In the previous sections, we examined the purposes for using different types of codes when humans and machines enter and store data. Next, we examine a few heuristics for establishing a coding system. These rules are highlighted in the list below.
The Eight General Guidelines for Establishing a Coding System
- Keep codes concise
- Keep codes stable
- Make codes that are unique
- Allow codes to be sortable
- Avoid confusing codes
- Keep codes uniform
- Allow for modification of codes
- Make codes meaningful
Codes should be concise. Overly long codes mean more keystrokes and consequently more errors. Long codes also mean that storing the information in a database will require more memory.
Short codes are easier for people to remember and easier to enter than long codes. If codes must be long, they should be broken up into subcodes. For example, 5678923453127 could be broken up with hyphens as follows: 5678-923-453-127. This approach is much more manageable and takes advantage of the way people are known to process information in short chunks. Sometimes codes are made longer than necessary for a reason. Credit card numbers are often long to prevent people from guessing a credit card number. Visa and MasterCard use 16-digit numbers, which would accommodate nine trillion customers. Because the numbers are not assigned sequentially, chances of guessing a credit card number are very slight.
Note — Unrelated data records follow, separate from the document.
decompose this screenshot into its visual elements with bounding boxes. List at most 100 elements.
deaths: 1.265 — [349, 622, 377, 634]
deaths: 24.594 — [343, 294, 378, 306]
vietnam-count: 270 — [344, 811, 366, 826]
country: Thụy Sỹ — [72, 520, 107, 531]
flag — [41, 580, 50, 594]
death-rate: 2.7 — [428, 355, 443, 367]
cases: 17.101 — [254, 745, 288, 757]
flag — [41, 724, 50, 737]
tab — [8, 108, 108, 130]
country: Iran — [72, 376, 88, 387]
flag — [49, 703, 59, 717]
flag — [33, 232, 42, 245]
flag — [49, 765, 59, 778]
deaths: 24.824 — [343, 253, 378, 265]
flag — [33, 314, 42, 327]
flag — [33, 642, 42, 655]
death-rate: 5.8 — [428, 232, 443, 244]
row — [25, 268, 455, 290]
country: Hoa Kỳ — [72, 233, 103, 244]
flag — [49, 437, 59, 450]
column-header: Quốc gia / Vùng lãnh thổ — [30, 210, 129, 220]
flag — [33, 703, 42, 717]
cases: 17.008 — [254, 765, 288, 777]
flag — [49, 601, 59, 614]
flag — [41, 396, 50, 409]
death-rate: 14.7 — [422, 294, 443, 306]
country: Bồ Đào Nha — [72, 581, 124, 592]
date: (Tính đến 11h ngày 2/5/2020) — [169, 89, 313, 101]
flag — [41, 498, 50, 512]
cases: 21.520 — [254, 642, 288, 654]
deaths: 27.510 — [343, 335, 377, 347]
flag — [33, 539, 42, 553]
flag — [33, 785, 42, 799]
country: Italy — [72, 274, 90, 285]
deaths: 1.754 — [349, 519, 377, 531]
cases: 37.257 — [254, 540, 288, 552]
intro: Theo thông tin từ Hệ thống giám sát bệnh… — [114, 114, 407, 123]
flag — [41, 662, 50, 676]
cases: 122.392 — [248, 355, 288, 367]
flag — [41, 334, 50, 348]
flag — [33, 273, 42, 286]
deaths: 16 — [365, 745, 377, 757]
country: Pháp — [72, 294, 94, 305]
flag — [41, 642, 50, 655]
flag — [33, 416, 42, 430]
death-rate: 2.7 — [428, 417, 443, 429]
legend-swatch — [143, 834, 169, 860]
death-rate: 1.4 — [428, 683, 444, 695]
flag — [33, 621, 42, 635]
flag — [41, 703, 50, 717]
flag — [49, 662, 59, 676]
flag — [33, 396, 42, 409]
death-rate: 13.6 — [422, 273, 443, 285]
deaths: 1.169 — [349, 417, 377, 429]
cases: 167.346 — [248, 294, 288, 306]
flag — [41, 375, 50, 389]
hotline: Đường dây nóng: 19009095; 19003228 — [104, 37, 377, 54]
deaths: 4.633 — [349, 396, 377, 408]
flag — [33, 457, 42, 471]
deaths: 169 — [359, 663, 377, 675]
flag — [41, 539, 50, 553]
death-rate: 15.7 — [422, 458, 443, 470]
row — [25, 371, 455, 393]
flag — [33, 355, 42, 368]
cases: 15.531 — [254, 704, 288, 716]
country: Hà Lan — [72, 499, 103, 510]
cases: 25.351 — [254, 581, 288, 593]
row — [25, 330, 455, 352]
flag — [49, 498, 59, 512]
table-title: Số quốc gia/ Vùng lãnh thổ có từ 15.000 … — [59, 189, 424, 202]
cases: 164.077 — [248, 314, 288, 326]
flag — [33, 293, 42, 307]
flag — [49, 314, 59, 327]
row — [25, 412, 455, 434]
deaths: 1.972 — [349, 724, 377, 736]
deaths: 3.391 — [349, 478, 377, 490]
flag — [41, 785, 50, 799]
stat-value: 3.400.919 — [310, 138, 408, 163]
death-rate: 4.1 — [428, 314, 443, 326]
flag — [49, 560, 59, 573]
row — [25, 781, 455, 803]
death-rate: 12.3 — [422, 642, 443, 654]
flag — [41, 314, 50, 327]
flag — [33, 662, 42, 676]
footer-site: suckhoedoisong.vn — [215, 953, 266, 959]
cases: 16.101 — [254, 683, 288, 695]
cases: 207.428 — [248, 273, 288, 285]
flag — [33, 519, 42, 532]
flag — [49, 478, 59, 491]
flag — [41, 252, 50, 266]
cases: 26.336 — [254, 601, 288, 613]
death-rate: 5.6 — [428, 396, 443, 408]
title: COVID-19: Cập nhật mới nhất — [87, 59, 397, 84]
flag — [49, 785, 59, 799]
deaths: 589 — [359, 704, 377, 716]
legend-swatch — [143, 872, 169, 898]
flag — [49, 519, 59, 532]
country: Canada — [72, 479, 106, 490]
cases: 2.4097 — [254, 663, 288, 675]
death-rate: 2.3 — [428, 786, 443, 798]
Stability means that the identification code for a customer should not change each time new data are received. Earlier, we presented an alphabetic derivation code for a magazine subscription list. The expiration date was not part of the subscriber identification code because it was likely to change.
Don’t change the code abbreviations in a mnemonic system. Once you have chosen the code abbreviations, do not try to revise them, because that makes it extremely difficult for data entry personnel to adapt.
For codes to work, they must be unique. Make a note of all codes used in the system to ensure that you are not assigning the same code number or name to the same items. Code numbers and names are an essential part of the entries in data dictionaries, discussed in Chapter 8.
If you are going to manipulate the data usefully, the codes must be sortable. For example, if you were to perform a text search on the months of the year in ascending order, the “J” months would be out of order (January, July, and then June). Dictionaries are sorted in this way, one letter at a time from left to right. So, if you sorted MMMDDYYYY where the MMM stood for the abbreviation for the month, DD for the day, and YYYY for the year, the result would be in error.
Figure below shows what would happen if a text search were performed on different forms of the date. The third column shows a problem that was part of the year 2000 (Y2K) crisis that caused some alarm and even made the cover of Time magazine.
One of the lessons learned is to make sure that users can do what you intend them to do with the codes you create. Numeric codes are much easier to sort than alphanumerics; therefore, consider converting to numerics wherever practical.
Try to avoid using coding characters that look or sound alike. The characters O (the letter oh) and 0 (the number zero) are easily confused, as are the letter I and the number 1, and the letter Z and the number 2. Therefore, codes such as B1C and 280Z are unsatisfactory.
One example of a potentially confusing code is the Canadian Postal Code, as shown in the figure below. The code format is X9X 9X9, where X stands for a letter and 9 stands for a number. One advantage to using letters in the code is to allow more data in a six-digit code (there are 26 letters, but only 10 numbers). Because the code is used on a regular basis by Canadians, the code makes perfectly good sense to them. To foreigners sending mail to Canada, however, it may be difficult to tell if the second-to-last symbol is a Z or a 2.
To be effective and efficient for humans, codes need to follow readily perceived forms most of the time. Codes used together, such as BUF-234 and KU-3456, are poor because the first contains three letters and three numbers, whereas the second has only two letters followed by four numbers.
When you are required to add dates, try to avoid using the codes MMDDYYYY in one application, YYYYDDMM in a second, and MMDDYY in a third. It is important to keep codes uniform among as well as within programs.
Adaptability is a key feature of a good code. The analyst must keep in mind that the system will evolve over time, and the coding system should be able to encompass change. The number of customers should grow, customers will change names, and suppliers will modify the way they number their products. The analyst needs to be able to forecast the predictable changes that business users will desire and anticipate a wide range of future needs when designing codes.
Unless the analyst wants to hide information intentionally, codes should be meaningful. Effective codes not only contain information, but they also make sense to the people using them. Meaningful codes are easy to understand, work with, and recall. The job of data entry becomes more interesting when working with meaningful codes instead of just entering a series of meaningless numbers.
Codes are used in a number of ways. In validation programs, input data is checked against a list of codes to ensure that only valid codes have been entered. In report and inquiry programs, a code stored on a file is transformed into the meaning of the code. Reports and displays should not show or print the actual code. If they did, the user would have to memorize code meanings or look them up in a manual. Codes are used in GUI programs to create drop-down lists.